Toutefois, l’inquiétude demeure parmi les agriculteurs. Selon le témoignage de Dramane Salogo, producteur de riz dans le bas-fond rizicole de Boulbi, à une vingtaine de km au sud de Ouagadougou, de 2021 à 2023, il a vu ses rendements diminuer au fil des campagnes agricoles.

« Ces trois dernières années, j’ai constaté une baisse de mes rendements de 30, 25 et 19 tonnes. Après avis des techniciens, on m’a dit que c’est un virus qui en est à la base. Donc, on m’a conseillé d’éviter la culture du maïs et du riz sur la même superficie. Pour cette campagne agricole, c’est ce que j’ai fait, espérant avoir de meilleures récoltes », confie-t-il à SciDev.Net.

Abdoulaye Tapsoba, technicien supérieur d’agriculture en service au ministère de l’Agriculture du Burkina Faso, pense qu’il faut miser sur la sensibilisation des agriculteurs pour éviter la propagation de ce virus dans les rizières qui sont jusqu’à présent épargnées.

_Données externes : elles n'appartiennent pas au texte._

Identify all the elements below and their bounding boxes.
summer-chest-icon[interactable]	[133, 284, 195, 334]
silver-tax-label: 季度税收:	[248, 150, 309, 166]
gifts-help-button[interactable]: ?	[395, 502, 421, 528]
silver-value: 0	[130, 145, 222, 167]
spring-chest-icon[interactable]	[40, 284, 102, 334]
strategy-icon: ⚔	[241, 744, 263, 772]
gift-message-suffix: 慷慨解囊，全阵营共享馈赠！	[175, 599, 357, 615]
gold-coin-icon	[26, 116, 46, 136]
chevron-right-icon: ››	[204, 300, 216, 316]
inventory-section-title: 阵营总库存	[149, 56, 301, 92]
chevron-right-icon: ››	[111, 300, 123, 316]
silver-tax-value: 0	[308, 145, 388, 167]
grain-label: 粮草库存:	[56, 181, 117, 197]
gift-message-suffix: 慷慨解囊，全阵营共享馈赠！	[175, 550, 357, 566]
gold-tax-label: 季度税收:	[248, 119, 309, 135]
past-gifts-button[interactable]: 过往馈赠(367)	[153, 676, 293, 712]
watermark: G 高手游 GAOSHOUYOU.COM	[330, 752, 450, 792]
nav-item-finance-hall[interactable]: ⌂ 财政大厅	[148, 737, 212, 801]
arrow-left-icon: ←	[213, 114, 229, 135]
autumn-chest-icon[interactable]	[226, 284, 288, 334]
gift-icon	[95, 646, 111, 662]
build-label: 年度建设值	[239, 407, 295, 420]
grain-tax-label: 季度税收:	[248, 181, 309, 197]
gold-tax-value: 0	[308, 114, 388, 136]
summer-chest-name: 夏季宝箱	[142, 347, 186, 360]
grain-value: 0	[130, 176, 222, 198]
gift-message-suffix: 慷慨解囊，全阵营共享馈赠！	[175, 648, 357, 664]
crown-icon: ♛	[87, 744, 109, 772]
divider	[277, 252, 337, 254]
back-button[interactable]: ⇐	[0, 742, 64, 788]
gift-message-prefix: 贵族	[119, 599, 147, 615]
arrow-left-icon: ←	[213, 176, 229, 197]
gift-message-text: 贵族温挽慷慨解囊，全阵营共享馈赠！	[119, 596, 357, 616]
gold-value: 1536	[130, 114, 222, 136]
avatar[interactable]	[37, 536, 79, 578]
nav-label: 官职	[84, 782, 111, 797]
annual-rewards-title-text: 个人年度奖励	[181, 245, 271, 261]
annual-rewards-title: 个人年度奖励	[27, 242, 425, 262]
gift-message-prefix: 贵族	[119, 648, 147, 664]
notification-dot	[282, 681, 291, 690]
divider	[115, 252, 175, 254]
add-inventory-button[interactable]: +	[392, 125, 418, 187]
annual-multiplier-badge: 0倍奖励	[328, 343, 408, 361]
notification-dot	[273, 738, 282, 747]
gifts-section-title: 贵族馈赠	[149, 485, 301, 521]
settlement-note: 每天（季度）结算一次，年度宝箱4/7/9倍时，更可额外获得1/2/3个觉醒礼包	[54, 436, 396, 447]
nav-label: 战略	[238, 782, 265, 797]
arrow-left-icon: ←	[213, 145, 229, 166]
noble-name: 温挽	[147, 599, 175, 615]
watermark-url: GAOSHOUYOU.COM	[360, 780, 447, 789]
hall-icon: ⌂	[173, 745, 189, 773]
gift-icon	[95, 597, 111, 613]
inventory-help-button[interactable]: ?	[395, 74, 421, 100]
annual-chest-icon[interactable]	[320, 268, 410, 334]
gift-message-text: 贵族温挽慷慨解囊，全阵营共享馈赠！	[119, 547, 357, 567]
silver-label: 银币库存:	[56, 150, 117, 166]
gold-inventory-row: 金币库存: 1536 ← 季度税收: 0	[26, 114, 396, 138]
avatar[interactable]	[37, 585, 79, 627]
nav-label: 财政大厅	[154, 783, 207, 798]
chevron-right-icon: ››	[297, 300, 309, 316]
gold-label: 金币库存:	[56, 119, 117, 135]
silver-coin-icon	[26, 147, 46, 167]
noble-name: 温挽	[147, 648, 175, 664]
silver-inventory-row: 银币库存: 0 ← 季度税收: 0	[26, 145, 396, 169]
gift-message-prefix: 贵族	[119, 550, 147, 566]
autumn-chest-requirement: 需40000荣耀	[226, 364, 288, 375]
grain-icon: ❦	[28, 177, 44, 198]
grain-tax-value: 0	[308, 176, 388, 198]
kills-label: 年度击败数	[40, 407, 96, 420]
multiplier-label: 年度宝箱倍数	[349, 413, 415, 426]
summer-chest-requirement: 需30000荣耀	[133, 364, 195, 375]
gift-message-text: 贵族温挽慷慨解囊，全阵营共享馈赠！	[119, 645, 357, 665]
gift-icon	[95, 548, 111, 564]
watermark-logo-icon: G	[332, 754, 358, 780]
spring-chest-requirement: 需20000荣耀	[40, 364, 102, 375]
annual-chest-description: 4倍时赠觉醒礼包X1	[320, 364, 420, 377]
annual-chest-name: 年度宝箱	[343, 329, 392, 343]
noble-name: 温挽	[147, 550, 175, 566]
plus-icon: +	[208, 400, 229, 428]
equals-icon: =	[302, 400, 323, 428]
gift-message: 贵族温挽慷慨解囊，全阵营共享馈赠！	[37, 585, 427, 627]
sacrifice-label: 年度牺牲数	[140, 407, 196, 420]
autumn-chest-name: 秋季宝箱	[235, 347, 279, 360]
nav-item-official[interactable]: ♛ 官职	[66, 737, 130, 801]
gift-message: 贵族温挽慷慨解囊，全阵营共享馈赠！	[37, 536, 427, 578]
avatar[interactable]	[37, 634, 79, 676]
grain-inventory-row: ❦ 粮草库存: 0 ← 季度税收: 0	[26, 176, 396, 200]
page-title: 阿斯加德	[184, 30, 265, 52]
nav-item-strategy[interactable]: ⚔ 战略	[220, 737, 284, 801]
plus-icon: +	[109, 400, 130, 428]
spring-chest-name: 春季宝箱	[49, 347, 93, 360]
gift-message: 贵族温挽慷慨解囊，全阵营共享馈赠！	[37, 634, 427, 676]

« Beaucoup de riziculteurs ne connaissent même pas l’existence de ce virus. Donc, il faut miser sur la sensibilisation. Surtout, que les producteurs abandonnent les cultures cumulées du riz et du maïs », conseille-t-il.

Albert Yaméogo, quant à lui, recommande la mise en place rapide de mesures de surveillance et de gestion qui sont essentielles pour limiter l’impact potentiel.

Partant du fait que la zone de maïsiculture du Burkina est la zone où les risques d’épidémie de MSV sont les plus importants, Mariam Barro estime qu’en réalisant des semis précoces pendant que la source d’inoculum primaire est relativement faible, il devrait être possible de réduire les infections.